Square, a 6-foot-2, 293-pound prospect who has played all three line positions, said the seeds of a punishing front line are being sowed in camp, with each young lineman trying to one-up the other.

“As a D-line, that’s the mentality you have to have,” he added. “We try to keep that mentality in our room with guys like Vinny Curry, Fletcher Cox, Bennie Logan. We try to compete against each other out there to try to go out there and be the best D-linemen on the field.”



Square is the surprise of the group. If the preseason ended today, he’d not only make the roster but also help compose a six-man rotation up front that shares reps somewhat evenly among the starters and backups.

Curry’s camp seems more on par with his potential. The Eagles drafted him with their second of two second-round picks last year based on the former Marshall star’s track record of making disruptive plays.



Of course, the Eagles then stunted his developmental year by sitting him until Week 10 as the turmoil-plagued coaching staff force-fed ineffective pass rushers (Jason Babin, namely) onto the field.

Curry, who bulked up 15 pounds this offseason to have a body more suitable for a three-man line, remains a moving part in coordinator Billy Davis’ defense. He tinkers from one- to two-gap formations, but his penchant for getting into the backfield from wherever he’s lined up went on display against the Patriots.



Logan, who mainly runs with the reserves at nose guard and defensive end, could end up outperforming Thornton and Curry to start opposite Cox. Of those three, the former LSU standout has the most experience in an a hybrid defense because his college employed a similarly diverse look with multiple fronts.



At LSU, the 6-foot-2, 309-pound Logan wore the famed No. 18 -- the jersey given to the Tiger who most displays selflessness. It’s no surprise, then, that two of his front seven teammates -- Barkevious Mingo and Sam Montgomery -- were drafted ahead of him and had gaudier numbers, but the Eagles believed Logan’s talents were overlooked.
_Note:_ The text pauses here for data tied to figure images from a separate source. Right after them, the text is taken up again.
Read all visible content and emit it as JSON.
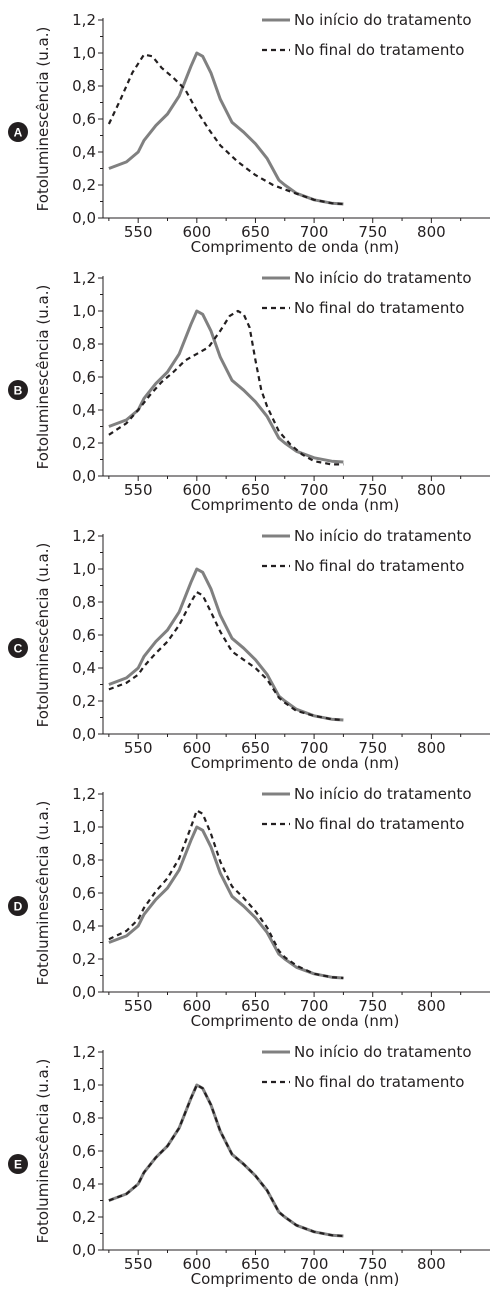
{
  "chart_data": [
    {
      "type": "line",
      "panel_label": "A",
      "xlabel": "Comprimento de onda (nm)",
      "ylabel": "Fotoluminescência (u.a.)",
      "xlim": [
        520,
        850
      ],
      "ylim": [
        0,
        1.2
      ],
      "xticks": [
        "550",
        "600",
        "650",
        "700",
        "750",
        "800"
      ],
      "yticks": [
        "0,0",
        "0,2",
        "0,4",
        "0,6",
        "0,8",
        "1,0",
        "1,2"
      ],
      "legend": "top-right",
      "series": [
        {
          "name": "No início do tratamento",
          "style": "solid",
          "color": "#808080",
          "x": [
            525,
            540,
            550,
            555,
            565,
            575,
            585,
            595,
            600,
            605,
            612,
            620,
            630,
            640,
            650,
            660,
            670,
            675,
            685,
            700,
            715,
            725
          ],
          "y": [
            0.3,
            0.34,
            0.4,
            0.47,
            0.56,
            0.63,
            0.74,
            0.92,
            1.0,
            0.98,
            0.88,
            0.72,
            0.58,
            0.52,
            0.45,
            0.36,
            0.23,
            0.2,
            0.15,
            0.11,
            0.09,
            0.085
          ]
        },
        {
          "name": "No final do tratamento",
          "style": "dashed",
          "color": "#231f20",
          "x": [
            525,
            535,
            545,
            555,
            562,
            570,
            580,
            590,
            600,
            610,
            620,
            635,
            650,
            665,
            680,
            700,
            715,
            725
          ],
          "y": [
            0.57,
            0.72,
            0.88,
            0.99,
            0.98,
            0.91,
            0.85,
            0.78,
            0.65,
            0.54,
            0.44,
            0.34,
            0.26,
            0.2,
            0.16,
            0.11,
            0.09,
            0.085
          ]
        }
      ]
    },
    {
      "type": "line",
      "panel_label": "B",
      "xlabel": "Comprimento de onda (nm)",
      "ylabel": "Fotoluminescência (u.a.)",
      "xlim": [
        520,
        850
      ],
      "ylim": [
        0,
        1.2
      ],
      "xticks": [
        "550",
        "600",
        "650",
        "700",
        "750",
        "800"
      ],
      "yticks": [
        "0,0",
        "0,2",
        "0,4",
        "0,6",
        "0,8",
        "1,0",
        "1,2"
      ],
      "legend": "top-right",
      "series": [
        {
          "name": "No início do tratamento",
          "style": "solid",
          "color": "#808080",
          "x": [
            525,
            540,
            550,
            555,
            565,
            575,
            585,
            595,
            600,
            605,
            612,
            620,
            630,
            640,
            650,
            660,
            670,
            675,
            685,
            700,
            715,
            725
          ],
          "y": [
            0.3,
            0.34,
            0.4,
            0.47,
            0.56,
            0.63,
            0.74,
            0.92,
            1.0,
            0.98,
            0.88,
            0.72,
            0.58,
            0.52,
            0.45,
            0.36,
            0.23,
            0.2,
            0.15,
            0.11,
            0.09,
            0.085
          ]
        },
        {
          "name": "No final do tratamento",
          "style": "dashed",
          "color": "#231f20",
          "x": [
            525,
            540,
            550,
            560,
            570,
            580,
            590,
            600,
            610,
            620,
            628,
            635,
            640,
            645,
            650,
            655,
            660,
            670,
            680,
            690,
            700,
            715,
            725
          ],
          "y": [
            0.25,
            0.32,
            0.4,
            0.49,
            0.57,
            0.63,
            0.7,
            0.74,
            0.78,
            0.88,
            0.97,
            1.0,
            0.98,
            0.9,
            0.7,
            0.52,
            0.42,
            0.27,
            0.19,
            0.13,
            0.09,
            0.07,
            0.07
          ]
        }
      ]
    },
    {
      "type": "line",
      "panel_label": "C",
      "xlabel": "Comprimento de onda (nm)",
      "ylabel": "Fotoluminescência (u.a.)",
      "xlim": [
        520,
        850
      ],
      "ylim": [
        0,
        1.2
      ],
      "xticks": [
        "550",
        "600",
        "650",
        "700",
        "750",
        "800"
      ],
      "yticks": [
        "0,0",
        "0,2",
        "0,4",
        "0,6",
        "0,8",
        "1,0",
        "1,2"
      ],
      "legend": "top-right",
      "series": [
        {
          "name": "No início do tratamento",
          "style": "solid",
          "color": "#808080",
          "x": [
            525,
            540,
            550,
            555,
            565,
            575,
            585,
            595,
            600,
            605,
            612,
            620,
            630,
            640,
            650,
            660,
            670,
            675,
            685,
            700,
            715,
            725
          ],
          "y": [
            0.3,
            0.34,
            0.4,
            0.47,
            0.56,
            0.63,
            0.74,
            0.92,
            1.0,
            0.98,
            0.88,
            0.72,
            0.58,
            0.52,
            0.45,
            0.36,
            0.23,
            0.2,
            0.15,
            0.11,
            0.09,
            0.085
          ]
        },
        {
          "name": "No final do tratamento",
          "style": "dashed",
          "color": "#231f20",
          "x": [
            525,
            540,
            550,
            555,
            565,
            575,
            585,
            595,
            600,
            605,
            612,
            620,
            630,
            640,
            650,
            660,
            670,
            675,
            685,
            700,
            715,
            725
          ],
          "y": [
            0.27,
            0.31,
            0.36,
            0.41,
            0.49,
            0.56,
            0.66,
            0.8,
            0.86,
            0.84,
            0.74,
            0.62,
            0.5,
            0.45,
            0.4,
            0.33,
            0.22,
            0.19,
            0.14,
            0.11,
            0.09,
            0.085
          ]
        }
      ]
    },
    {
      "type": "line",
      "panel_label": "D",
      "xlabel": "Comprimento de onda (nm)",
      "ylabel": "Fotoluminescência (u.a.)",
      "xlim": [
        520,
        850
      ],
      "ylim": [
        0,
        1.2
      ],
      "xticks": [
        "550",
        "600",
        "650",
        "700",
        "750",
        "800"
      ],
      "yticks": [
        "0,0",
        "0,2",
        "0,4",
        "0,6",
        "0,8",
        "1,0",
        "1,2"
      ],
      "legend": "top-right",
      "series": [
        {
          "name": "No início do tratamento",
          "style": "solid",
          "color": "#808080",
          "x": [
            525,
            540,
            550,
            555,
            565,
            575,
            585,
            595,
            600,
            605,
            612,
            620,
            630,
            640,
            650,
            660,
            670,
            675,
            685,
            700,
            715,
            725
          ],
          "y": [
            0.3,
            0.34,
            0.4,
            0.47,
            0.56,
            0.63,
            0.74,
            0.92,
            1.0,
            0.98,
            0.88,
            0.72,
            0.58,
            0.52,
            0.45,
            0.36,
            0.23,
            0.2,
            0.15,
            0.11,
            0.09,
            0.085
          ]
        },
        {
          "name": "No final do tratamento",
          "style": "dashed",
          "color": "#231f20",
          "x": [
            525,
            540,
            550,
            555,
            565,
            575,
            585,
            595,
            600,
            605,
            612,
            620,
            630,
            640,
            650,
            660,
            670,
            675,
            685,
            700,
            715,
            725
          ],
          "y": [
            0.32,
            0.37,
            0.44,
            0.51,
            0.61,
            0.69,
            0.81,
            1.0,
            1.1,
            1.08,
            0.96,
            0.79,
            0.64,
            0.57,
            0.49,
            0.39,
            0.25,
            0.21,
            0.16,
            0.11,
            0.09,
            0.085
          ]
        }
      ]
    },
    {
      "type": "line",
      "panel_label": "E",
      "xlabel": "Comprimento de onda (nm)",
      "ylabel": "Fotoluminescência (u.a.)",
      "xlim": [
        520,
        850
      ],
      "ylim": [
        0,
        1.2
      ],
      "xticks": [
        "550",
        "600",
        "650",
        "700",
        "750",
        "800"
      ],
      "yticks": [
        "0,0",
        "0,2",
        "0,4",
        "0,6",
        "0,8",
        "1,0",
        "1,2"
      ],
      "legend": "top-right",
      "series": [
        {
          "name": "No início do tratamento",
          "style": "solid",
          "color": "#808080",
          "x": [
            525,
            540,
            550,
            555,
            565,
            575,
            585,
            595,
            600,
            605,
            612,
            620,
            630,
            640,
            650,
            660,
            670,
            675,
            685,
            700,
            715,
            725
          ],
          "y": [
            0.3,
            0.34,
            0.4,
            0.47,
            0.56,
            0.63,
            0.74,
            0.92,
            1.0,
            0.98,
            0.88,
            0.72,
            0.58,
            0.52,
            0.45,
            0.36,
            0.23,
            0.2,
            0.15,
            0.11,
            0.09,
            0.085
          ]
        },
        {
          "name": "No final do tratamento",
          "style": "dashed",
          "color": "#231f20",
          "x": [
            525,
            540,
            550,
            555,
            565,
            575,
            585,
            595,
            600,
            605,
            612,
            620,
            630,
            640,
            650,
            660,
            670,
            675,
            685,
            700,
            715,
            725
          ],
          "y": [
            0.3,
            0.34,
            0.4,
            0.47,
            0.56,
            0.63,
            0.74,
            0.92,
            1.0,
            0.98,
            0.88,
            0.72,
            0.58,
            0.52,
            0.45,
            0.36,
            0.23,
            0.2,
            0.15,
            0.11,
            0.09,
            0.085
          ]
        }
      ]
    }
  ]
}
They had a higher grade on him than 67th overall, where they grabbed him in the third round.



New England’s interior offensive line struggled to hold blocks on Logan, who made four tackles and registered a half-sack.



“It’s football. You hit the man in front of you, you dominate the man in front of you,” Logan said. “That’s my main thing. Every time I go out to play, even at practice, I get mad when a guy gets the best of me or I feel like I got blocked on a play.

“

So the attitude I take at practice is the same way I approach a game, so when it comes to a game time it’s more easier to dominate or defeat the man in front of you, because you work so hard in practice to get off blocks.”

Curry and Logan will likely see action against Carolina’s first-team offense Thursday night in the second preseason game as the battle continues to see who starts opposite Cox and alongside nose tackle Sopoaga.



Davis said his young linemen’s “mature demeanor” against the Patriots impressed him, although he noted that one game doesn’t make for an honest evaluation.

“I was very impressed with how they responded to the challenge of a solid offensive line and offensive scheme,” he said. “The young guys played as well as anybody. Those young defensive linemen, as far as playing the techniques we were asking them to play, they were very consistent in what we were asking them to do.”



Davis, who broke into NFL coaching in the 90s on Bill Cowher’s staff in Pittsburgh, has shown old Steelers footage to get his linemen to understand that championship defenses are built in the trenches, and everyone else -- the inside linebackers and defensive backs -- reap from the success of the front line.

“You want it to be. You want build that up front,” said Square, who shared in that experience a ’Bama. “If you’re strong on the back end, and not good up front, it’s not a symbol of a great defense. Any great defense I played on was strong up front.”